Voltando concretamente a Chicago, da mesma forma que a soberania exclusiva do espaço aéreo e a inexistência de um direito de passagem internacional no texto da Convenção de Chicago permite a aplicação de sanções, ou pelo menos não as proíbe frontalmente (embora seja mais discutível a sua validade no âmbito do IASTA), importará refletir sobre algumas outras provisões da Convenção de Chicago, nomeadamente, os artigos 9.º, 11.º, 12.º, 13.º que simplesmente não permitem a aprovação do regime sancionatório atualmente em vigor.
Não havendo aqui espaço ou contexto para um discussão mais aprofundada sobre a proibição do transporte de certos indivíduos e a sua compatibilidade com o artigo 13.º da Convenção (“Regulamentos de entrada e saída”), de uma leitura simples das normas previstas para a criação de zonas interditas, no artigo 9.º da Convenção, e a norma sobre a aplicação das regras do ar prevista no artigo 11.º, rapidamente se compreende a contradição entre o princípio de não discriminação nelas contido e a aprovação de um regime sancionatório especificamente dirigido a aeronaves com a nacionalidade de um certo Estado.

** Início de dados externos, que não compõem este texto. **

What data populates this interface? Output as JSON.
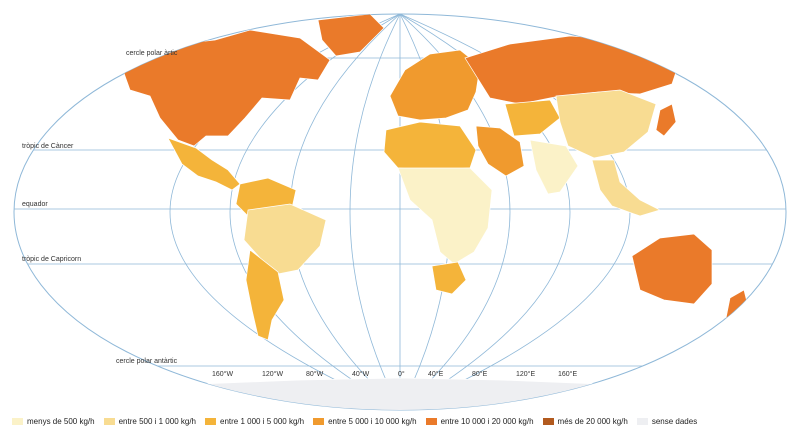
{
  "map": {
    "latitude_lines": [
      {
        "label": "cercle polar àrtic"
      },
      {
        "label": "tròpic de Càncer"
      },
      {
        "label": "equador"
      },
      {
        "label": "tròpic de Capricorn"
      },
      {
        "label": "cercle polar antàrtic"
      }
    ],
    "longitude_labels": [
      "160°W",
      "120°W",
      "80°W",
      "40°W",
      "0°",
      "40°E",
      "80°E",
      "120°E",
      "160°E"
    ],
    "colors": {
      "ocean": "#ffffff",
      "grid": "#8fb8d8",
      "border": "#ffffff",
      "antarctica": "#eef0f2"
    }
  },
  "legend": [
    {
      "label": "menys de 500 kg/h",
      "color": "#fbf2c8"
    },
    {
      "label": "entre 500 i 1 000 kg/h",
      "color": "#f8dc92"
    },
    {
      "label": "entre 1 000 i 5 000 kg/h",
      "color": "#f4b43a"
    },
    {
      "label": "entre 5 000 i 10 000 kg/h",
      "color": "#f09a2e"
    },
    {
      "label": "entre 10 000 i 20 000 kg/h",
      "color": "#ea7a2a"
    },
    {
      "label": "més de 20 000 kg/h",
      "color": "#b25a1e"
    },
    {
      "label": "sense dades",
      "color": "#eeeff2"
    }
  ],
  "regions": [
    {
      "name": "north-america",
      "class_index": 4
    },
    {
      "name": "greenland",
      "class_index": 4
    },
    {
      "name": "mexico-central-america",
      "class_index": 2
    },
    {
      "name": "south-america-north",
      "class_index": 2
    },
    {
      "name": "brazil",
      "class_index": 1
    },
    {
      "name": "argentina-chile",
      "class_index": 2
    },
    {
      "name": "europe",
      "class_index": 3
    },
    {
      "name": "russia",
      "class_index": 4
    },
    {
      "name": "north-africa",
      "class_index": 2
    },
    {
      "name": "sub-saharan-africa",
      "class_index": 0
    },
    {
      "name": "south-africa",
      "class_index": 2
    },
    {
      "name": "middle-east",
      "class_index": 3
    },
    {
      "name": "central-asia",
      "class_index": 2
    },
    {
      "name": "china",
      "class_index": 1
    },
    {
      "name": "india",
      "class_index": 0
    },
    {
      "name": "southeast-asia",
      "class_index": 1
    },
    {
      "name": "japan",
      "class_index": 4
    },
    {
      "name": "australia",
      "class_index": 4
    },
    {
      "name": "new-zealand",
      "class_index": 4
    },
    {
      "name": "antarctica",
      "class_index": 6
    }
  ]
}
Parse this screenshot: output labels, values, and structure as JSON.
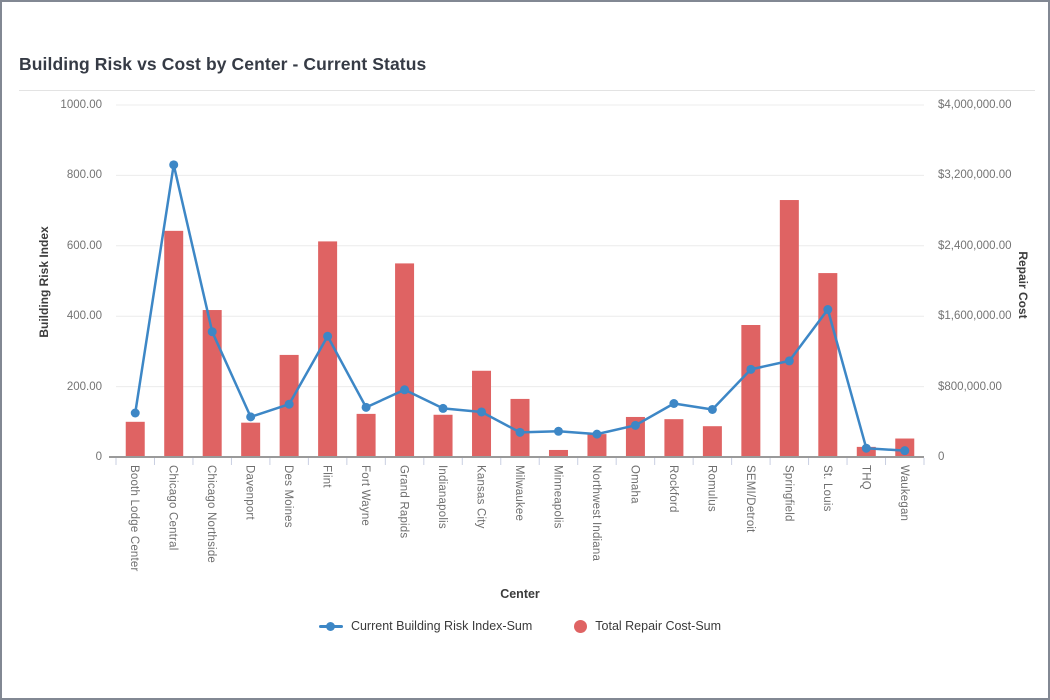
{
  "window": {
    "background": "#ffffff",
    "border_color": "#828893"
  },
  "header": {
    "title": "Building Risk vs Cost by Center - Current Status"
  },
  "chart_data": {
    "type": "combo",
    "title": "Building Risk vs Cost by Center - Current Status",
    "categories": [
      "Booth Lodge Center",
      "Chicago Central",
      "Chicago Northside",
      "Davenport",
      "Des Moines",
      "Flint",
      "Fort Wayne",
      "Grand Rapids",
      "Indianapolis",
      "Kansas City",
      "Milwaukee",
      "Minneapolis",
      "Northwest Indiana",
      "Omaha",
      "Rockford",
      "Romulus",
      "SEMI/Detroit",
      "Springfield",
      "St. Louis",
      "THQ",
      "Waukegan"
    ],
    "series": [
      {
        "name": "Current Building Risk Index-Sum",
        "type": "line",
        "axis": "left",
        "color": "#3d87c6",
        "values": [
          125,
          830,
          356,
          114,
          150,
          343,
          141,
          191,
          138,
          128,
          70,
          73,
          65,
          90,
          152,
          135,
          249,
          273,
          419,
          25,
          18
        ]
      },
      {
        "name": "Total Repair Cost-Sum",
        "type": "bar",
        "axis": "right",
        "color": "#df6363",
        "values": [
          400000,
          2570000,
          1670000,
          390000,
          1160000,
          2450000,
          490000,
          2200000,
          480000,
          980000,
          660000,
          80000,
          260000,
          455000,
          430000,
          350000,
          1500000,
          2920000,
          2090000,
          115000,
          210000
        ]
      }
    ],
    "xlabel": "Center",
    "left_axis": {
      "label": "Building Risk Index",
      "min": 0,
      "max": 1000,
      "tick_labels": [
        "0",
        "200.00",
        "400.00",
        "600.00",
        "800.00",
        "1000.00"
      ]
    },
    "right_axis": {
      "label": "Repair Cost",
      "min": 0,
      "max": 4000000,
      "tick_labels": [
        "0",
        "$800,000.00",
        "$1,600,000.00",
        "$2,400,000.00",
        "$3,200,000.00",
        "$4,000,000.00"
      ]
    },
    "legend": [
      "Current Building Risk Index-Sum",
      "Total Repair Cost-Sum"
    ],
    "legend_position": "bottom",
    "grid": "horizontal",
    "grid_color": "#ececec",
    "axis_line_color": "#9a9a9a",
    "tick_mark_color": "#c9cfe2"
  }
}
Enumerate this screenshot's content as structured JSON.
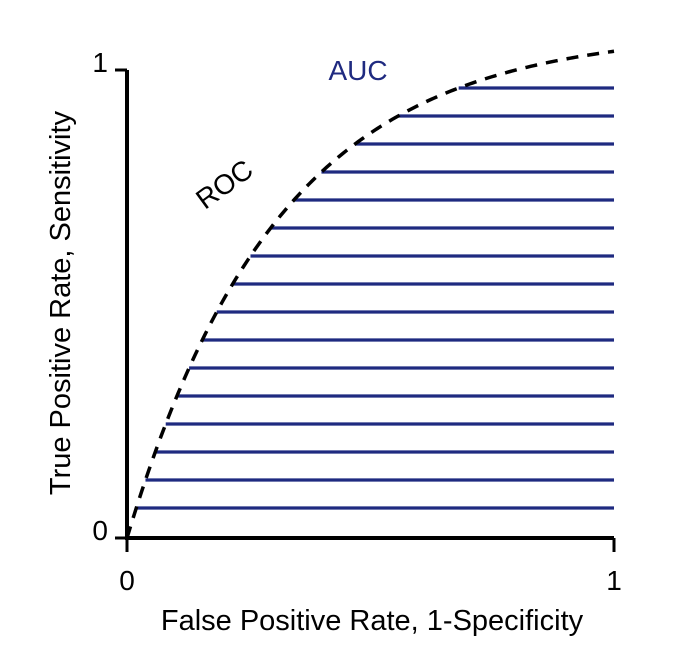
{
  "figure": {
    "x_axis_title": "False Positive Rate, 1-Specificity",
    "y_axis_title": "True Positive Rate, Sensitivity",
    "x_tick_labels": [
      "0",
      "1"
    ],
    "y_tick_labels": [
      "0",
      "1"
    ],
    "roc_label": "ROC",
    "auc_label": "AUC"
  },
  "colors": {
    "axis": "#000000",
    "roc_curve": "#000000",
    "auc_fill_lines": "#1f2a80",
    "auc_label": "#1f2a80",
    "text": "#000000"
  }
}
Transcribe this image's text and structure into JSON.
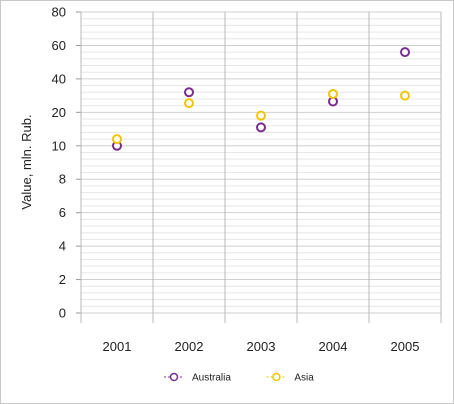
{
  "chart_data": {
    "type": "scatter",
    "title": "",
    "xlabel": "",
    "ylabel": "Value, mln. Rub.",
    "categories": [
      "2001",
      "2002",
      "2003",
      "2004",
      "2005"
    ],
    "y_tick_labels": [
      "0",
      "2",
      "4",
      "6",
      "8",
      "10",
      "20",
      "40",
      "60",
      "80"
    ],
    "grid": true,
    "legend_position": "bottom",
    "series": [
      {
        "name": "Australia",
        "color": "#7b2d8e",
        "values": [
          10,
          32,
          15.5,
          26.5,
          56
        ]
      },
      {
        "name": "Asia",
        "color": "#f2c500",
        "values": [
          12,
          25.5,
          19,
          31,
          30
        ]
      }
    ]
  }
}
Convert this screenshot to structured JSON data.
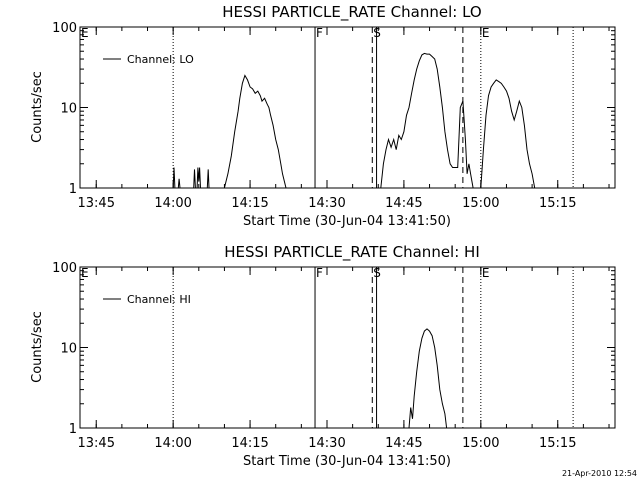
{
  "footer": {
    "timestamp": "21-Apr-2010 12:54"
  },
  "chart_data": [
    {
      "type": "line",
      "title": "HESSI PARTICLE_RATE Channel: LO",
      "xlabel": "Start Time (30-Jun-04 13:41:50)",
      "ylabel": "Counts/sec",
      "yscale": "log",
      "ylim": [
        1,
        100
      ],
      "xlim": [
        "13:41:50",
        "15:26:10"
      ],
      "x_ticks": [
        "13:45",
        "14:00",
        "14:15",
        "14:30",
        "14:45",
        "15:00",
        "15:15"
      ],
      "y_ticks": [
        "1",
        "10",
        "100"
      ],
      "legend": {
        "position": "top-left",
        "label": "Channel: LO"
      },
      "markers": [
        {
          "label": "E",
          "time": "13:41:50",
          "style": "dotted"
        },
        {
          "label": "",
          "time": "14:00:00",
          "style": "dotted"
        },
        {
          "label": "F",
          "time": "14:27:40",
          "style": "solid"
        },
        {
          "label": "S",
          "time": "14:38:50",
          "style": "dashed"
        },
        {
          "label": "",
          "time": "14:39:40",
          "style": "solid"
        },
        {
          "label": "",
          "time": "14:56:30",
          "style": "dashed"
        },
        {
          "label": "E",
          "time": "15:00:00",
          "style": "dotted"
        },
        {
          "label": "",
          "time": "15:18:00",
          "style": "dotted"
        }
      ],
      "series": [
        {
          "name": "Channel: LO",
          "segments": [
            {
              "x": [
                "14:00:00",
                "14:00:10",
                "14:00:20"
              ],
              "y": [
                1.0,
                1.8,
                1.0
              ]
            },
            {
              "x": [
                "14:01:00",
                "14:01:10",
                "14:01:20"
              ],
              "y": [
                1.0,
                1.3,
                1.0
              ]
            },
            {
              "x": [
                "14:04:00",
                "14:04:10",
                "14:04:20",
                "14:04:40",
                "14:04:50",
                "14:05:00",
                "14:05:10",
                "14:05:20"
              ],
              "y": [
                1.0,
                1.7,
                1.0,
                1.0,
                1.8,
                1.2,
                1.8,
                1.0
              ]
            },
            {
              "x": [
                "14:06:40",
                "14:06:50",
                "14:07:00"
              ],
              "y": [
                1.0,
                1.7,
                1.0
              ]
            },
            {
              "x": [
                "14:10:00",
                "14:10:40",
                "14:11:20",
                "14:12:00",
                "14:12:40",
                "14:13:00",
                "14:13:30",
                "14:14:00",
                "14:14:30",
                "14:15:00",
                "14:15:30",
                "14:16:00",
                "14:16:30",
                "14:17:00",
                "14:17:20",
                "14:17:50",
                "14:18:20",
                "14:18:40",
                "14:19:00",
                "14:19:30",
                "14:20:00",
                "14:20:30",
                "14:21:00",
                "14:21:20",
                "14:22:00"
              ],
              "y": [
                1.0,
                1.5,
                2.5,
                5.0,
                9.0,
                13.0,
                20.0,
                25.0,
                22.0,
                18.0,
                17.0,
                15.0,
                16.0,
                14.0,
                12.0,
                13.0,
                11.0,
                10.0,
                8.0,
                6.0,
                4.0,
                3.0,
                2.0,
                1.5,
                1.0
              ]
            },
            {
              "x": [
                "14:40:30",
                "14:41:00",
                "14:41:30",
                "14:42:00",
                "14:42:30",
                "14:43:00",
                "14:43:30",
                "14:44:00",
                "14:44:30",
                "14:45:00",
                "14:45:30",
                "14:46:00",
                "14:46:30",
                "14:47:00",
                "14:47:30",
                "14:48:00",
                "14:48:30",
                "14:49:00",
                "14:49:30",
                "14:50:00",
                "14:50:30",
                "14:51:00",
                "14:51:30",
                "14:52:00",
                "14:52:30",
                "14:53:00",
                "14:53:30",
                "14:54:00",
                "14:54:30",
                "14:55:00",
                "14:55:30",
                "14:56:00",
                "14:56:30",
                "14:57:00",
                "14:57:20",
                "14:57:40",
                "14:58:00",
                "14:58:30"
              ],
              "y": [
                1.0,
                2.0,
                3.0,
                4.0,
                3.2,
                4.0,
                3.0,
                4.5,
                4.0,
                5.0,
                8.0,
                10.0,
                15.0,
                22.0,
                30.0,
                38.0,
                45.0,
                47.0,
                46.0,
                46.0,
                43.0,
                40.0,
                30.0,
                18.0,
                10.0,
                5.0,
                3.0,
                2.0,
                1.8,
                1.8,
                1.8,
                10.0,
                12.0,
                4.0,
                1.5,
                2.0,
                1.5,
                1.0
              ]
            },
            {
              "x": [
                "15:00:00",
                "15:00:30",
                "15:01:00",
                "15:01:30",
                "15:02:00",
                "15:02:30",
                "15:03:00",
                "15:03:30",
                "15:04:00",
                "15:04:30",
                "15:05:00",
                "15:05:30",
                "15:06:00",
                "15:06:30",
                "15:07:00",
                "15:07:30",
                "15:08:00",
                "15:08:30",
                "15:09:00",
                "15:09:30",
                "15:10:00",
                "15:10:30"
              ],
              "y": [
                1.0,
                3.0,
                8.0,
                14.0,
                18.0,
                20.0,
                22.0,
                21.0,
                20.0,
                18.0,
                16.0,
                13.0,
                9.0,
                7.0,
                9.0,
                12.0,
                10.0,
                6.0,
                3.0,
                2.0,
                1.5,
                1.0
              ]
            }
          ]
        }
      ]
    },
    {
      "type": "line",
      "title": "HESSI PARTICLE_RATE Channel: HI",
      "xlabel": "Start Time (30-Jun-04 13:41:50)",
      "ylabel": "Counts/sec",
      "yscale": "log",
      "ylim": [
        1,
        100
      ],
      "xlim": [
        "13:41:50",
        "15:26:10"
      ],
      "x_ticks": [
        "13:45",
        "14:00",
        "14:15",
        "14:30",
        "14:45",
        "15:00",
        "15:15"
      ],
      "y_ticks": [
        "1",
        "10",
        "100"
      ],
      "legend": {
        "position": "top-left",
        "label": "Channel: HI"
      },
      "markers": [
        {
          "label": "E",
          "time": "13:41:50",
          "style": "dotted"
        },
        {
          "label": "",
          "time": "14:00:00",
          "style": "dotted"
        },
        {
          "label": "F",
          "time": "14:27:40",
          "style": "solid"
        },
        {
          "label": "S",
          "time": "14:38:50",
          "style": "dashed"
        },
        {
          "label": "",
          "time": "14:39:40",
          "style": "solid"
        },
        {
          "label": "",
          "time": "14:56:30",
          "style": "dashed"
        },
        {
          "label": "E",
          "time": "15:00:00",
          "style": "dotted"
        },
        {
          "label": "",
          "time": "15:18:00",
          "style": "dotted"
        }
      ],
      "series": [
        {
          "name": "Channel: HI",
          "segments": [
            {
              "x": [
                "14:46:00",
                "14:46:20",
                "14:46:40",
                "14:47:00",
                "14:47:30",
                "14:48:00",
                "14:48:30",
                "14:49:00",
                "14:49:30",
                "14:50:00",
                "14:50:30",
                "14:51:00",
                "14:51:30",
                "14:52:00",
                "14:52:30",
                "14:53:00",
                "14:53:20"
              ],
              "y": [
                1.0,
                1.8,
                1.3,
                2.5,
                5.0,
                9.0,
                13.0,
                16.0,
                17.0,
                16.0,
                14.0,
                10.0,
                6.0,
                3.0,
                2.0,
                1.5,
                1.0
              ]
            }
          ]
        }
      ]
    }
  ]
}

Por outro lado, a provisão do artigo 89.º da Convenção prevê que em caso de guerra as disposições da Convenção não afetarão a liberdade de ação de qualquer dos Estados contratantes, independentemente de serem beligerantes ou neutros. Lido de forma ligeira, o artigo 89.º tem a liberdade suficiente para permitir o total afastamento dos compromissos da Convenção e tem sido bradado como justificação para a neutralidade menos neutra jamais vista, contudo, uma análise sistematizada e ponderada do mesmo artigo revela a necessidade da sua interpretação proporcional.
Dir-se-á que da mesma forma que o artigo 89.º tem de ser interpretado em conjunto com o artigo 3.º-bis na análise da legalidade de ações tomadas contra aeronaves civis por estados beligerantes, também na relação entre estados neutros é necessário interpretar esta norma de forma restrita, para que não se possa passar uma carta branca ao incumprimento generalizado da Convenção. Uma interpretação literal do artigo 89.º, como tem sido feita para justificar os variados incumprimentos da convenção em resultado da aplicação das sanções, também permite, por exemplo, o abate de aeronaves civis por beligerantes, ou o abate de aeronaves civis por estados ditos neutros. Pode parecer um exemplo extremo, mas quão longe estamos disso quando negamos o fornecimento de peças para que aeronaves civis possam operar na Rússia em segurança?
Infelizmente, como qualquer tenista russo saberá aos dias de hoje, proporcionalidade e razoabilidade na aplicação das sanções é algo que tem faltado.
[i] Regulamento (CE) n.º 467/2001 de 6 de março.
[ii] Regulamento (CE) 1901/98 de 7 de Setembro.